Neo-Nazi police officer facing jail for membership of banned group
Published: 01:45, 30 April 2021
Updated: 02:52, 30 April 2021
The first British police officer to be convicted of belonging to a neo-Nazi terrorist group is facing jail when he is sentenced on Friday.
Ben Hannam, 22, was found guilty of membership of banned right-wing extremist group National Action (NA) following a trial at the Old Bailey.
He was also convicted of lying on his application and vetting forms to join the Metropolitan Police and having two terror documents detailing knife combat and making explosive devices.
Hannam, who had been suspended from the force, has since been sacked for gross misconduct.
The disgraced ex-officer, who is on bail, will return to court on Friday to be sentenced by Judge Anthony Leonard QC.
Hannam had been working as a probationary officer for the Metropolitan Police for nearly two years before he was found on a leaked database of users of extreme right-wing forum Iron March.
As early as May 2014, he had expressed intolerant views, writing: “I’m not racist, I just don’t like people who’s (sic) skin is darker than mine!”
His former history teacher said Hannam made “inappropriate” and “offensive” anti-immigration comments during a school Brexit debate.
In March 2016, he had signed up to Iron March when he joined the London branch of neo-Nazi group NA.
Hannam, who has autism, told jurors he was “desperate to impress” an older NA organiser who gave him free stickers and badges.
Hannam went on to try to recruit a new member via Iron March, jurors were told.
He told him that most NA members agreed the “Hitler was right” slogan was “a bit too edgy” but added: “Then again, it is pretty funny and we all know our stance on the big man.”
At the NA national conference in Liverpool in April 2016, Hannam posed in an official photograph on Crosby Beach.
On December 16 2016, NA was proscribed after it glorified the murder of Labour MP Jo Cox.
However, Hannam continued to meet high-profile figures in the neo-Nazi group.
Between January and July 2017, he saw them in pubs, at an outdoor boxing event, and when he spray=painted an NA symbol in a storm drain.
On July 19, days after the graffiti trip, which was filmed for a promotional video, Hannam applied to join Scotland Yard.
He fraudulently denied he had ever been a member of the British National Party “or similar organisation”.
When officers searched his bedroom last year, they found Nazi-style posters, notes detailing his membership of NA, as well as NA badges and business cards.
He had stored on a USB stick two documents said to be useful to a terrorist.
Mass murderer Anders Breivik’s manifesto contained guidance on making radiological, chemical and biological weapons, and improvised explosive devices, while the second document detailed how to carry out a fatal knife attack.
But Hannam denied he had ever been a member of NA before or after it was banned.
He told jurors he had been attracted to fascism at the age of 16 because of its bold artwork, and contacted NA after seeing propaganda online.
“I was under the impression this was some kind of youth network,” he said.
“I have never been stickering with NA, nor have I done banner drops.
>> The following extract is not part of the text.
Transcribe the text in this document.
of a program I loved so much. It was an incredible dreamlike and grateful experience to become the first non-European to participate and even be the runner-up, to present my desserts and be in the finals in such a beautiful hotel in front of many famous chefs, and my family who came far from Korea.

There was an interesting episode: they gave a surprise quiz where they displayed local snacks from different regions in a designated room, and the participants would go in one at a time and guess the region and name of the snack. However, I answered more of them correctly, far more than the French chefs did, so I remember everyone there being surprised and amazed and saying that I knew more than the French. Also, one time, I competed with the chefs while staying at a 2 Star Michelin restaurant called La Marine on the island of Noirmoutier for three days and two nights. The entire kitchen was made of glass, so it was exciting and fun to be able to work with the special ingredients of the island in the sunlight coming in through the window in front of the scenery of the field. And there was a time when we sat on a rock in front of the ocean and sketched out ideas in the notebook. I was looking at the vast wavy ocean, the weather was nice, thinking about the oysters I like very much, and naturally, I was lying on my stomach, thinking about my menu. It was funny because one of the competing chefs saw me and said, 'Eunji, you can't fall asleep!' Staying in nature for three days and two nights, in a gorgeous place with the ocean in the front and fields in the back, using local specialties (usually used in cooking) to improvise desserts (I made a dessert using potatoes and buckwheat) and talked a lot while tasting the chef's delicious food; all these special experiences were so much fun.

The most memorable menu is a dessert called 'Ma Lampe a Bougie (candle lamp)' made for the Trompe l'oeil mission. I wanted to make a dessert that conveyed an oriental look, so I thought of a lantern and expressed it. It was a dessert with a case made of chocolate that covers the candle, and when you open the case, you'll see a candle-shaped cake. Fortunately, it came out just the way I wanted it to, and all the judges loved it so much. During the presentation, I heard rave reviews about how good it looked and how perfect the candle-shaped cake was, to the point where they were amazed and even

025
I stuck to social activities.
“Most of the time was going to the pub and going for walks. Other times camping or going boxing.”
Following his conviction, it emerged that Hannam’s legal team had asked the judge for an indication of the likely sentence if he pleaded guilty before trial.
Judge Leonard declined but said Hannam, of Edmonton, north London, would face jail, even if he admitted the charges.
The media had been banned from reporting Hannam’s subsequent trial as he had been facing separate unrelated allegations.
However, on the day the jury retired to consider verdicts, he pleaded guilty to possessing an indecent image of a child, meaning reporting restrictions could be lifted.
Scotland Yard has said that checks on Hannam’s work revealed no complaints from colleagues or members of the public.
Commenting on his dismissal, Assistant Commissioner Helen Ball said: “In behaving as he did, he has without question harmed public confidence in, and the reputation of the MPS, by belonging to an organisation that espouses the views of National Action, which are so wholly an antithesis of the Met’s values and the traditions of British policing.”